In London angekommen, miete sich Clarice erst einmal in ehemaliges Schullandheim ein, das von Preis und Leistung her stimmte. Immerhin hatte sie ihr eigenes Bad und einen Ofen im Zimmer. Viel einzurichten gab es nicht, da ihr Gepäck recht spärlich war. Als sie die kargen Wände betrachtete fühle sie komischer Weise eine Befreiung, sie konnte atmen und fühlte seit langer Zeit sich zu Hause. Dies vier Wände gaben ihr mehr Freiheit als ihre Wohnung es jemals hätte tun können. Aus dem einfachen Grund, da sie nicht mit Erinnerungen verknüpft waren. Draußen begann es zu regen und trotzdem entschied sie sich einen kurzen Trip zur Porto Bello Road zu machen. Sie dachte an Merry Poppins als sie die Straßen hinauf und hinunter lief, immer an den alten Läden vorbei. Plötzlich blieb sie stehen, wie von Geisterhand gestoppt schaute sie eine alte Londoner Fassade hinauf zu einem Balkon aus dessen Fenster Klavierspiel zu hören war. Mitlerweile völlig durchnässte ließ sie ihre Gedanken schweifen und befand sich wieder am Chesapeake. Als sie damals unter Morfiumeinfluss war, hörte sie in ihren Träumen genau die gleiche Melodie, sie wagte es jedoch nicht aufzustehen und nachzusehen…" Madame, Kann ich ihnen helfen" rief eine Frauenstimme, ihr gegenüber an der Einganstüre stehen zu. Clarice schaut zu ihr herüber und bemerkte erst jetzt das der Regen sich verstärkt hatte. Schnell lief sie zu der fremden Frau hinüber und fragte wer denn dort droben wohnen würde.
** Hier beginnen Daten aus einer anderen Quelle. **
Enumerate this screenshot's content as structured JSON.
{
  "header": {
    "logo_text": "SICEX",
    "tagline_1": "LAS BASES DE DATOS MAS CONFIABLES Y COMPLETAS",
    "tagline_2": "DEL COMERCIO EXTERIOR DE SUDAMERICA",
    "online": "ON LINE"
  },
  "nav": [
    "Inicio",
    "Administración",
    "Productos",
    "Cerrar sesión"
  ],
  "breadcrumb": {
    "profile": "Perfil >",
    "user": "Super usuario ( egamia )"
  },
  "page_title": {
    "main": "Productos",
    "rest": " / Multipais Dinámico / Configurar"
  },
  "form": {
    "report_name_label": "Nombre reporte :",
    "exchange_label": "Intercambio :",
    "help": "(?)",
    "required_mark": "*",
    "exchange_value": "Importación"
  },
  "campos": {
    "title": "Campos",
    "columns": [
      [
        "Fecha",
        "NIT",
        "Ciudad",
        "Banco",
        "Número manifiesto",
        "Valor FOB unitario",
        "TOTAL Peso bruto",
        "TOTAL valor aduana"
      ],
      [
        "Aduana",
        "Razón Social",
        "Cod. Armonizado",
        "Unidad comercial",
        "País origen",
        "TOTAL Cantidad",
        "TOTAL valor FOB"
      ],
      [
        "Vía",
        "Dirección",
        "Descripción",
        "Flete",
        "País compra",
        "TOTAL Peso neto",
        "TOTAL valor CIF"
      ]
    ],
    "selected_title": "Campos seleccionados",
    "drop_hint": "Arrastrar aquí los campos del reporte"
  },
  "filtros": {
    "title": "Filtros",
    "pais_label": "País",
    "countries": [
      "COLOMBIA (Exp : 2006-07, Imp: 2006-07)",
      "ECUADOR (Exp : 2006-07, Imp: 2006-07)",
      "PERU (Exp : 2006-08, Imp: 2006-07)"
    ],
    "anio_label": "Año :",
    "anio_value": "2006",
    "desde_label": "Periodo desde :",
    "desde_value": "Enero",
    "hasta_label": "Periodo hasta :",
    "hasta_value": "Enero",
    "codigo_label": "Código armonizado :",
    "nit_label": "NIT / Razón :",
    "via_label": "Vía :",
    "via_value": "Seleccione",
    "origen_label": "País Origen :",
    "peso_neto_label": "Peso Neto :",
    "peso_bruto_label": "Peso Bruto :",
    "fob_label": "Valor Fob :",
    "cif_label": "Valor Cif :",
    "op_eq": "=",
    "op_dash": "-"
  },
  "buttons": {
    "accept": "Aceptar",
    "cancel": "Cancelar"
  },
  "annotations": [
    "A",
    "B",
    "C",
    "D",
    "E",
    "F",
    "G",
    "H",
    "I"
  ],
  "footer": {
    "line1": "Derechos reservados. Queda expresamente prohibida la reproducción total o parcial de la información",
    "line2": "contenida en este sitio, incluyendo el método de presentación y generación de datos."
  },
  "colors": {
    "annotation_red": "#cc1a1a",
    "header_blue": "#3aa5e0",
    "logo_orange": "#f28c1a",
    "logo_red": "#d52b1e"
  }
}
Ein gewisser Dr. Lombardi würde dort seit ca.1/2 Jahren wohnen, bekam sie zur Antwort. Er würde öfters spielen, hätte aber keine Kontakte zu anderen Mitbewohnern des Hauses. „ Hatte ich ihn etwa schon gefunden" dachte sich Clarice, wohl wissend das wenn, dies ein 6er im Lotto wäre. Die Vorstellung war so unwahrscheinlich, dass sie sie auch gleich beiseite legt und sich auf den Weg nach Hause machte.
Dr. Lecter war dieser kurze Besuch wohl weislich nicht entgangen und wunderte sich sogleich, ob sein Versteck nicht etwas zu offensichtlich war oder ob Clarice einfach einen übernatürlich guten Instinkt hatte.
Zu Hause angekommen, ließ Clarice sich erst einmal ein Bad ein und hängte die nassen Kleider zum Trockenen über ihren Schrank. Sichtlich durchfroren stieg sie in die heiße Badewanne und tauchte mit dem Kopf unter. Ihre Augen wanderten wieder nach oben an die Decke und sie verlor sich in Gedanken. Damals hatte er sie auch gewaschen, ebenfalls in einer Wanne. Trotz des starken Morphiums kamen die Erinnerungen zurück und Clarice musste sich fragen ob sie ihm wohl gefallen hatte. Je länger sie nachdachte desto mehr Einzelheiten vielen ihr wieder ein. Er hatte sie sanft hinein gleiten lassen immer wachsam, dass ihr Kopf nicht unter Wasser gelangte, wie bei einem Kind das man vor dem Ertrinken schützen möchte. Er hatte ihr erst den Rücken gewaschen, dann den Bauch und dann ist er zu ihren Brüsten gekommen. Auch sie hatte er gewaschen, wobei er dies gründlicher tat als notwendig. Sie glaubte sogar ihn tief atmen zu hören. Ihren Unterleib hatte er ausgespart, anscheinend hätte ihn das zu viel Kraft an Selbstbeherrschung gekostet. Durch ein Klopfen an der Tür aus den Gedanken gerissen, wickelte sie sich schnell ein Handtuch um den Körper und ging zur Tür um sie zu öffnen. Der Hausbesitzer war gekommen um sich nach ihrem Wohlbefinden zu erkundigen. Als er feststellte, dass es seiner neuen Untermieterin an nichts fehlte ging er wieder. Clarice schritt daraufhin zum Bett um sich nur noch fallen zu lassen und bis zum nächsten Morgen zu schlafen.